Les crédits d'intervention du ministère sont préservés. Ils financeront à hauteur de 539 millions d'euros, soit 15 % de plus que l'année précédente, les bourses nationales d'études destinées aux familles défavorisées dont les enfants sont inscrits dans un établissement du second degré. Les fonds sociaux sont maintenus au niveau de la loi de finances pour 2012, qui les créditait de 30 millions d'euros. Les crédits dédiés à l'assistance éducative et aux contrats aidés sont revalorisés à hauteur de 115 millions d'euros. Soucieux de la situation des contrats aidés mis en place pour soutenir les directeurs d'école, nous avons alerté le ministère du travail qui gère ces contrats. Les directeurs d'école ont une tâche très difficile, et les réductions de ces contrats ont eu sur eux un impact très négatif. En dépit de la création par la loi de finances rectificative de 1 500 postes d'auxiliaires de vie scolaire individualisés, et de la circulaire ciblée sur les enfants handicapés que j'ai envoyée aux recteurs en début d'année, quelques milliers d'entre eux n'ont pas pu être accueillis. Cette situation est indigne. Nous avons évidemment inscrit au budget le financement des 12 000 contrats aidés maintenus à la rentrée. Les assistants d'éducation et les 500 postes d'assistants de prévention et de sécurité nouvellement recrutés ont été formés. J'irai installer publiquement le premier de ceux-ci à Amiens à la fin des vacances de la Toussaint. Tous sont bien sûr intégrés en année pleine dans le budget 2013.

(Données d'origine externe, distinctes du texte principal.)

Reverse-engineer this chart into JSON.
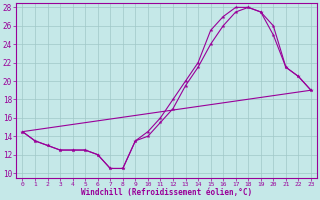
{
  "xlabel": "Windchill (Refroidissement éolien,°C)",
  "bg_color": "#c5e8e8",
  "grid_color": "#a0c8c8",
  "line_color": "#990099",
  "xlim": [
    -0.5,
    23.5
  ],
  "ylim": [
    9.5,
    28.5
  ],
  "yticks": [
    10,
    12,
    14,
    16,
    18,
    20,
    22,
    24,
    26,
    28
  ],
  "xticks": [
    0,
    1,
    2,
    3,
    4,
    5,
    6,
    7,
    8,
    9,
    10,
    11,
    12,
    13,
    14,
    15,
    16,
    17,
    18,
    19,
    20,
    21,
    22,
    23
  ],
  "line1_x": [
    0,
    1,
    2,
    3,
    4,
    5,
    6,
    7,
    8,
    9,
    10,
    11,
    12,
    13,
    14,
    15,
    16,
    17,
    18,
    19,
    20,
    21,
    22,
    23
  ],
  "line1_y": [
    14.5,
    13.5,
    13.0,
    12.5,
    12.5,
    12.5,
    12.0,
    10.5,
    10.5,
    13.5,
    14.0,
    15.5,
    17.0,
    19.5,
    21.5,
    24.0,
    26.0,
    27.5,
    28.0,
    27.5,
    26.0,
    21.5,
    20.5,
    19.0
  ],
  "line2_x": [
    0,
    1,
    2,
    3,
    4,
    5,
    6,
    7,
    8,
    9,
    10,
    11,
    12,
    13,
    14,
    15,
    16,
    17,
    18,
    19,
    20,
    21,
    22,
    23
  ],
  "line2_y": [
    14.5,
    13.5,
    13.0,
    12.5,
    12.5,
    12.5,
    12.0,
    10.5,
    10.5,
    13.5,
    14.5,
    16.0,
    18.0,
    20.0,
    22.0,
    25.5,
    27.0,
    28.0,
    28.0,
    27.5,
    25.0,
    21.5,
    20.5,
    19.0
  ],
  "line3_x": [
    0,
    23
  ],
  "line3_y": [
    14.5,
    19.0
  ]
}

En revanche, et je me réjouis que nous soyons aussi exemplaires, notre budget de fonctionnement est soumis aux mêmes règles que les autres ministères : il baissera en 2013 de 5 %. C'est un effort considérable, compte tenu de la baisse de 25 % déjà enregistrée par ce poste sur la période 2007-2012, et nous le poursuivons. Nos opérateurs sont soumis aux mêmes règles d'économies. Le seul poste non concerné par ces réductions est celui de l'économie numérique : nous avons en effet là un retard préoccupant à rattraper. La dotation qui lui est consacrée passe de 3,6 millions à 10 millions d'euros. Je tiens à votre disposition le détail des opérations que nous menons avec la Caisse des dépôts et consignations, le commissariat à l'investissement, et bientôt, je l'espère, avec le fonds européen de développement régional (FEDER).

Nous allons fixer nos priorités d'allocations de moyens. Elles concernent d'abord les remplacements : vous connaissez les nouvelles difficultés que connaît la Seine-Saint-Denis actuellement, où le vivier de remplacement pour plusieurs centaines de postes est déjà entièrement consommé. Y remédier est un impératif pour garantir la continuité du service public et répondre aux soucis majeurs des familles et des enfants. Il s'agit également de l'accueil des tout petits, en vertu du principe « plus de maîtres que de classes ». Dans le second degré, nous mettrons les moyens dont nous disposons en priorité dans les établissements les plus défavorisés et professionnels, au front de la difficulté sociale et scolaire.

Le temps viendra, rapidement, de la loi d'orientation et de programmation sur la refondation de l'école. Nous sommes au stade des consultations nécessaires avant la finalisation du texte. Celui-ci sera présenté au conseil des ministres avant Noël. Nous devrions avoir l'occasion d'en débattre au premier semestre 2013. Elle portera sur cinq ans, non par obsession du quantitatif, mais bien au contraire pour assurer la réussite de tous.